Ketegangan dalam konteks progres demokrasi di Indonesia semakin terasa belakangan ini. Terlebih lagi, penolakan hakim terhadap permohonan praperadilan yang diajukan oleh aktivis menjadi sorotan utama yang memicu beragam spekulasi.
Tim Advokasi untuk Demokrasi (TAUD) menyatakan kekecewaannya saat putusan hakim menolak praperadilan yang dimohonkan oleh Direktur Lokataru Foundation dan beberapa aktivis lainnya. Ini menandakan tantangan yang dihadapi oleh kelompok-kelompok yang kritis terhadap pemerintahan.
Saat ditemui setelah sidang, kuasa hukum TAUD, Al Ayyubi Harahap, menyampaikan rasa kecewa yang mendalam terhadap keputusan tersebut. Dia menegaskan bahwa saat ini, ruang bagi kelompok kritis di Indonesia semakin sempit dan terpinggirkan.

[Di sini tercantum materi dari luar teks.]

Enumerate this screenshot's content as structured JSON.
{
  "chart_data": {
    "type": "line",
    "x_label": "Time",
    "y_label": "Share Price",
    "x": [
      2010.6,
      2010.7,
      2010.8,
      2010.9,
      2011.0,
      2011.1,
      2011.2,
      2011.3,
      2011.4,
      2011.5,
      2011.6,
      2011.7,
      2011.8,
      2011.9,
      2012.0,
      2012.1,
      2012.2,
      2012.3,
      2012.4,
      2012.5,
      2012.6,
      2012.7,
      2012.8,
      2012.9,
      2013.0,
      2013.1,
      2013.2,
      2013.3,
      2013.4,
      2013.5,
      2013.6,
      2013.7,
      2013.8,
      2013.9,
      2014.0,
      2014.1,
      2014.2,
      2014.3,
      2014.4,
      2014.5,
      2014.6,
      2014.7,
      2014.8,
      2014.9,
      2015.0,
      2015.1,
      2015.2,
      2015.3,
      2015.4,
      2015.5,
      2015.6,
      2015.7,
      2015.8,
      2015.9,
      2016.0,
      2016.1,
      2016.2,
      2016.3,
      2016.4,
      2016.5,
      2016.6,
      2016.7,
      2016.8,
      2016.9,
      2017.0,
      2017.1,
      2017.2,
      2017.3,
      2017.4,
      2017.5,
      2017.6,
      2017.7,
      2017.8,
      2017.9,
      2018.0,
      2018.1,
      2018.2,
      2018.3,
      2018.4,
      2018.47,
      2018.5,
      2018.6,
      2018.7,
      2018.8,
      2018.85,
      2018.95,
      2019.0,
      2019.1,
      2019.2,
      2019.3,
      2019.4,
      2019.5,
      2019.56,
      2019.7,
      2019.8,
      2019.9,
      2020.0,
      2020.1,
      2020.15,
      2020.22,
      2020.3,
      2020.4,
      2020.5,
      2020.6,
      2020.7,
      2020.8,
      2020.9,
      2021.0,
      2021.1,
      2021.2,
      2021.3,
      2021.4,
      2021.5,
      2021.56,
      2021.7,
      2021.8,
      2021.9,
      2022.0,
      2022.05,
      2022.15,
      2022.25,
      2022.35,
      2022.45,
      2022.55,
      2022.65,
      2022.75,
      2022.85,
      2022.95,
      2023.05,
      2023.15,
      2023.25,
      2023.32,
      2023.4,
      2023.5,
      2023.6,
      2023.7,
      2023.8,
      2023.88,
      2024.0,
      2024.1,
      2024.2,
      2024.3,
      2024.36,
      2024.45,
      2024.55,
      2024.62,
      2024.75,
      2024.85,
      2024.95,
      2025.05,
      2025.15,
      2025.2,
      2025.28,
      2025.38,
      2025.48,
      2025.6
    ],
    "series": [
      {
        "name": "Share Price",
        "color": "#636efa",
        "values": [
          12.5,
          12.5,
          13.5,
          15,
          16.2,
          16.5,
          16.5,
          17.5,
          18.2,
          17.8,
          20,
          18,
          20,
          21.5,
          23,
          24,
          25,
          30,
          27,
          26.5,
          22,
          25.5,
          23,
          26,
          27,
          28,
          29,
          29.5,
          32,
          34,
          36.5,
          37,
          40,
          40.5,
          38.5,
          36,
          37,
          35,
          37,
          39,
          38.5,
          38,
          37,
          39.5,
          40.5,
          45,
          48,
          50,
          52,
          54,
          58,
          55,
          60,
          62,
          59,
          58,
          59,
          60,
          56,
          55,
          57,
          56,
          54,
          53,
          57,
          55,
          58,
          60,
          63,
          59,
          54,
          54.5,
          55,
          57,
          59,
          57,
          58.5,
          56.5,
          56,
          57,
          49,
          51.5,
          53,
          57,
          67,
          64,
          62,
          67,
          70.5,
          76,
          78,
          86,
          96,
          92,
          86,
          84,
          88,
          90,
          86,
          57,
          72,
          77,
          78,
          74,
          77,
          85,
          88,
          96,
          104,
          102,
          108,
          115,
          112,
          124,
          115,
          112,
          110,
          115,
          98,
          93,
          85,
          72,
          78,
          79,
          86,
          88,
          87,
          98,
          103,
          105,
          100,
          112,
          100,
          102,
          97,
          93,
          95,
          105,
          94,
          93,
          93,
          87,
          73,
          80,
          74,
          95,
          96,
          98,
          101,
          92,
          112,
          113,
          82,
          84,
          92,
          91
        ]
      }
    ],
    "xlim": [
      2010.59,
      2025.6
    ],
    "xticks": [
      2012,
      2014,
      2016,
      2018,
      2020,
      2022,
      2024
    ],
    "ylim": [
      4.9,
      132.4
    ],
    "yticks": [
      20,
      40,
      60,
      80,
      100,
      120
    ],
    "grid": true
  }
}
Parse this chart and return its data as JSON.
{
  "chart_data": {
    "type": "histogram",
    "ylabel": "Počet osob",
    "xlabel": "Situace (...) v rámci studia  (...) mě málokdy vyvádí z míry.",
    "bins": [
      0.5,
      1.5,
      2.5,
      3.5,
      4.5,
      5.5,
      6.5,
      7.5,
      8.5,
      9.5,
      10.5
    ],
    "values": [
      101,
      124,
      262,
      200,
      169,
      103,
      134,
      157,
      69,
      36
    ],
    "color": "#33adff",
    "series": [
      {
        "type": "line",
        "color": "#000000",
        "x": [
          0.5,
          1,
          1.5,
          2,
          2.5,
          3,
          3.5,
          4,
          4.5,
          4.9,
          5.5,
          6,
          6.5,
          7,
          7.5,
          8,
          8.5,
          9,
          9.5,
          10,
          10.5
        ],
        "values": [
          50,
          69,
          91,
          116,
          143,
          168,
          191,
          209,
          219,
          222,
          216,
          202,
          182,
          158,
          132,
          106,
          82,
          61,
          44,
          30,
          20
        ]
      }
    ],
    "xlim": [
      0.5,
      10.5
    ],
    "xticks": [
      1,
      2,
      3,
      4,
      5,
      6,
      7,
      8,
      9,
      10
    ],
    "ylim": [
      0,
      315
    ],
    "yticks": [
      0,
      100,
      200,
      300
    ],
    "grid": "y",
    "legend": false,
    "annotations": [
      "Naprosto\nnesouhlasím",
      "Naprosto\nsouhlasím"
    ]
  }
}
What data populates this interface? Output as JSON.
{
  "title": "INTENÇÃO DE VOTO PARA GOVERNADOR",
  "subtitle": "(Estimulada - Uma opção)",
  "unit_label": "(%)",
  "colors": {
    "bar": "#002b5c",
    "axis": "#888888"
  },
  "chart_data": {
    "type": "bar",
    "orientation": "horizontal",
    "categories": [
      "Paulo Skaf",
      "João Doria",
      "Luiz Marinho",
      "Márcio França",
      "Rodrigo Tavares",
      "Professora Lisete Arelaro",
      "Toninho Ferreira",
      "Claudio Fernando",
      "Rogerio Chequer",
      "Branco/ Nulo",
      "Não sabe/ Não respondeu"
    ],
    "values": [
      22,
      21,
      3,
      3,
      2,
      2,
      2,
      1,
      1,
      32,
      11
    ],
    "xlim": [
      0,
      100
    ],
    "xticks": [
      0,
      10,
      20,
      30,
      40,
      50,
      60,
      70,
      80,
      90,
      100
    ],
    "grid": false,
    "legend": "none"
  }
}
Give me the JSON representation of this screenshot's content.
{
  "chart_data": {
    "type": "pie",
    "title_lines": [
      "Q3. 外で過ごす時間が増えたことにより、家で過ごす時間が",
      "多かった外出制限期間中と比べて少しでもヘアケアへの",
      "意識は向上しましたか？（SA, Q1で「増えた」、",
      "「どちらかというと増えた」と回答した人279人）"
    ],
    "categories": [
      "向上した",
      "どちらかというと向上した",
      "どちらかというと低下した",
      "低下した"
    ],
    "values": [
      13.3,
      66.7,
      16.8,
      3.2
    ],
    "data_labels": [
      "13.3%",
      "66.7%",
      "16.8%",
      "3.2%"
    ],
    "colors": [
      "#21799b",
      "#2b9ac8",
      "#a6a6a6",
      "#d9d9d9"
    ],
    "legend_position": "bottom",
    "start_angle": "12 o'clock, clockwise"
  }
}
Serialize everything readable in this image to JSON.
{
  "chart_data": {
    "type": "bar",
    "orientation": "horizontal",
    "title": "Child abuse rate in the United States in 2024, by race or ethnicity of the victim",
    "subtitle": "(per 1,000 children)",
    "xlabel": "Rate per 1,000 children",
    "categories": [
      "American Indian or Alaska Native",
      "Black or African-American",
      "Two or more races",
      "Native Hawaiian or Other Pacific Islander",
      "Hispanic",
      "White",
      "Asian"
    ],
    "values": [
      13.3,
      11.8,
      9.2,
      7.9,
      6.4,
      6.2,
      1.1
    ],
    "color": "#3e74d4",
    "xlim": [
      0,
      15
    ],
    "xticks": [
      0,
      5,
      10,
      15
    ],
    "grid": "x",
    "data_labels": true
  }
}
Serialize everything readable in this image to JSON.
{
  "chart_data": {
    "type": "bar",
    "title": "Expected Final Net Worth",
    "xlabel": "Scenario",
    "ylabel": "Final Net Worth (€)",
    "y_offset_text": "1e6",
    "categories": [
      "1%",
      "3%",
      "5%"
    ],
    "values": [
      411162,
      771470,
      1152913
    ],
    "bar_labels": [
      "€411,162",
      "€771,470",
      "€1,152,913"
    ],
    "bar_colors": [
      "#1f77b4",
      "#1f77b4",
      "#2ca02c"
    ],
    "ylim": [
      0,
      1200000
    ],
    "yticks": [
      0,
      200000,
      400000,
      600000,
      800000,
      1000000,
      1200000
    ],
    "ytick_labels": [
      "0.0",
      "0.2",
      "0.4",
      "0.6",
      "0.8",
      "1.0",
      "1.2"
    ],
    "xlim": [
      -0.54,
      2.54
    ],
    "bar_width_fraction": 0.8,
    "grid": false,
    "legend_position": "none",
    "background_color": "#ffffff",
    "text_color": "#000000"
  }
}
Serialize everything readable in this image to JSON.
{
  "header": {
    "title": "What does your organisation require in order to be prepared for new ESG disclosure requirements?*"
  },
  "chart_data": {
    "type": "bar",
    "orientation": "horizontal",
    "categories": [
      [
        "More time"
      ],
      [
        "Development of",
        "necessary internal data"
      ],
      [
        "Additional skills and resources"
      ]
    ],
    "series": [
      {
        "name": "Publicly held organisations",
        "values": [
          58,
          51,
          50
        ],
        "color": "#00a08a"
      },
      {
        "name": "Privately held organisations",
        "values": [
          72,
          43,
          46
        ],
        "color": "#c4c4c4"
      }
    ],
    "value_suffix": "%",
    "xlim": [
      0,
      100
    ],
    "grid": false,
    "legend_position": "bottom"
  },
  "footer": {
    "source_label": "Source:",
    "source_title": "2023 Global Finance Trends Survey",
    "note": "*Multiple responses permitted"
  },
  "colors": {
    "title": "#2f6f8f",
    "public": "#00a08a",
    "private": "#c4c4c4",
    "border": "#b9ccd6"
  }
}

Penolakan Praperadilan dan Implikasinya bagi Aktivis
Pada hari Senin, 27 Oktober, hakim tunggal di Pengadilan Negeri Jakarta Selatan, Sulistiyanto Rochmad Budiharto, menolak permohonan praperadilan yang diajukan oleh para aktivis. Delpedro Marhaen dan tiga tersangka lainnya kini dihadapkan pada proses hukum yang lebih ketat.
Ayyubi menyebutkan bahwa Delpedro dan rekan-rekannya dianggap sebagai tahanan politik. Mereka dituduh sebagai pihak yang bertanggung jawab atas kericuhan yang terjadi pada demonstrasi Agustus lalu, sebuah keadaan yang menurutnya tidak adil.
Dalam pandangannya, situasi ini menunjukkan bahwa ada upaya yang sistematis untuk menekan gerakan pro-demokrasi di tanah air. Aktivis yang selalu mengawasi kebijakan pemerintah kini terancam kehilangan kebebasan untuk bersuara.
Alasan di Balik Penolakan Hakim
Ayyubi menilai bahwa keputusan hakim tidak mempertimbangkan aspek-aspek penting yang seharusnya dijadikan alasan dalam mengambil keputusan. Di antaranya adalah ketentuan yang ada dalam putusan Mahkamah Konstitusi yang berkaitan dengan proses pengumpulan bukti.
Menurutnya, hakim hanya fokus pada dua alat bukti yang harus dipenuhi, sementara aspek pemeriksaan saksi diabaikan. Hal ini sangat krusial, mengingat tidak ada pemeriksaan saksi yang dilakukan terhadap para tersangka.
Ketidakadilan ini, kata Ayyubi, menunjukkan betapa lemahnya perlindungan hukum bagi para aktivis di Indonesia. Dia berharap luka yang dialami oleh Delpedro dan rekan-rekannya tidak berujung pada situasi yang lebih buruk bagi gerakan demokrasi di negeri ini.
Tantangan bagi Gerakan Pro-Demokrasi di Indonesia
Banyak aktivis yang kini merasa tertekan dengan kebijakan penegakan hukum yang cenderung pilih kasih. Menurut Ayyubi, penolakan praperadilan ini mencerminkan ketidakberdayaan mereka dalam menghadapi kekuatan pemerintahan.
Di tengah semua ini, tantangan terbesar adalah tetap berdiri teguh dalam prinsip demokrasi. Aktivis perlu memastikan bahwa suara mereka tetap didengar, meskipun dalam kondisi yang sulit.
Ayyubi mengatakan bahwa tindakan hukum terhadap Delpedro dan kawan-kawan tidak hanya menargetkan individu, tetapi juga berimplikasi pada masa depan demokrasi dan hak asasi manusia di Indonesia.